The thing about Metal bands are that they're not able to tap into the wealth of love, i'm in love or i'm out of love content most bands draw from.  To compensate, they delve into writing songs about all the things they geek out about in absence of relationshiops.  Things like Metal Music (Whiplash-metallica); Literature (Rhyme of the Ancient Mariner – Iron Maiden);  Post-Apocalypse Fantasy (Post Apocalyptic City – Testament); Wars (anything by Slayer), Doin It (anything by Motley Crue) and Comics (I Am The Law – Anthrax). 

 And due to my interest in metal in the late 80’s, this song by Anthrax introduced me to the world of Judge Dredd and my introduction to Dredd was through an anthology on his adventures with Judge Death, a Judge from another dimension who declares that all crimes are committed by the living and therefore living is a crime and punishable by death.

I’m not sure what happened to my copy of this comic, I mean graphic novel, maybe it wasn’t even mine to begin with but a loaner that I kept for an insanely long time. At any rate it vanished and just recently as I was ebaying I gave a search (I think also because I recently watched that Big Four DVD which contained a set by Anthrax) and purchased  Judge Dredd vs. Judge Death.  After receiving it, I noticed a couple of things.  This wasn’t the same thing I had back in the early 80’s although it contained the same stories plus a few more and two, I thought the copy I had was in full-color but this is only black and white and three I guess I don’t really dig the comic format as a storytelling device.  The art was cool and Dredd was kicking ass as per usual but Death and the other Dark judges really steal the show and are under utilized.  While I guess most people seem to get introduced to comics via Marvel or DC, 2000AD titles like Dredd and Bad Company were the ones that caught my attention and maybe I'm judging the entire comic world based on their work primarily, what I noticed is that I require a bit more depth to enjoy a story and the comic world just leaves too much up to the imagination or comes across as shallow if you don't fill in the blanks yourself.  For me I think it’s inability to really portray emotions realistically is what keeps me from being engaged.   It was fine when I was a teenager  when just the cool artwork was enough but I’m just not into it anymore, despite still digging the art and general idea of the book.
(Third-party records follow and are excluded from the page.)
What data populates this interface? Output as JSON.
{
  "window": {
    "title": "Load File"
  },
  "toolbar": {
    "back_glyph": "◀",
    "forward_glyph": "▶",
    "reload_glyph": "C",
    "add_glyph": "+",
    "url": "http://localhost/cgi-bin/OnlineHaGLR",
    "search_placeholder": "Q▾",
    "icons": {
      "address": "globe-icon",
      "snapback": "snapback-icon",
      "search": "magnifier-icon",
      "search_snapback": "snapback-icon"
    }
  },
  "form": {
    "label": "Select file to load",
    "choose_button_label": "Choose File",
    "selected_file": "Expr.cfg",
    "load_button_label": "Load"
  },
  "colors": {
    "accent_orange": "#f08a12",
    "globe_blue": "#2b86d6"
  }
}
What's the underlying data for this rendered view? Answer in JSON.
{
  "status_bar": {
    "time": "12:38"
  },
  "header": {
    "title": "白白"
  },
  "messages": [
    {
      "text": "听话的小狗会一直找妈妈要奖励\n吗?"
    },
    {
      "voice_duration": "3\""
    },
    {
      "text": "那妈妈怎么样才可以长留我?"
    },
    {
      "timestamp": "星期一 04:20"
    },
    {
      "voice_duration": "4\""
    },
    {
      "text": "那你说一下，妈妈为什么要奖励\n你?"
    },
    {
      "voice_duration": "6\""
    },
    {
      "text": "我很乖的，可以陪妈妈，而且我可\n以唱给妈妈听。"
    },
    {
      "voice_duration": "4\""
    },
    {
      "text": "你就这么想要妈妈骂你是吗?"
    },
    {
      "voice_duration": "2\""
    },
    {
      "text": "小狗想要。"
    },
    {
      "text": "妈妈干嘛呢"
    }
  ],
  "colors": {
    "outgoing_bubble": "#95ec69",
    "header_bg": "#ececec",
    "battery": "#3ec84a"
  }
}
A brief run down of the plot line:  As hinted above, Judge Death skips over to MegaCity-One to lay down the law of his world which is Guilty of Life, Sentenced to Death hard line  stance.  The Judges of MegaCity-One have to figure out how to stop him and fast.  A Psi-Ops Judge, Judge Anderson, traps Judge Death in her mind and Judge Dredd uses some futuristic bonding spray called Boing to seal both her and Judge Death in a capsule of some sort.  Fast forward to Judge Death Lives, his three compadres from his dimension sneak over, Judge Mortis, Fear & Fire and con some Megacity Dweller into cutting a hole in the capsule for Death to escape.  This goes off without a hitch but the Judges are of course alerted and take on Judge Death again eventually following the Dark Judges back to their dimension to make sure they don’t return.  In the end it wasn’t Dredd that saved the day but the souls of all of Judge Death’s victims on his own world using Judge Anderson as a medium to exact their revenge.   Cool huh?  When I was 16 definitely but not so much now.  Don’t get me wrong, I’m not saying this is a bad comic just that comics aren’t really my cup of tea.  1 for Nostalgia 0 for me. There’s also a few more stories added at the end, like the War Games against the Sovs.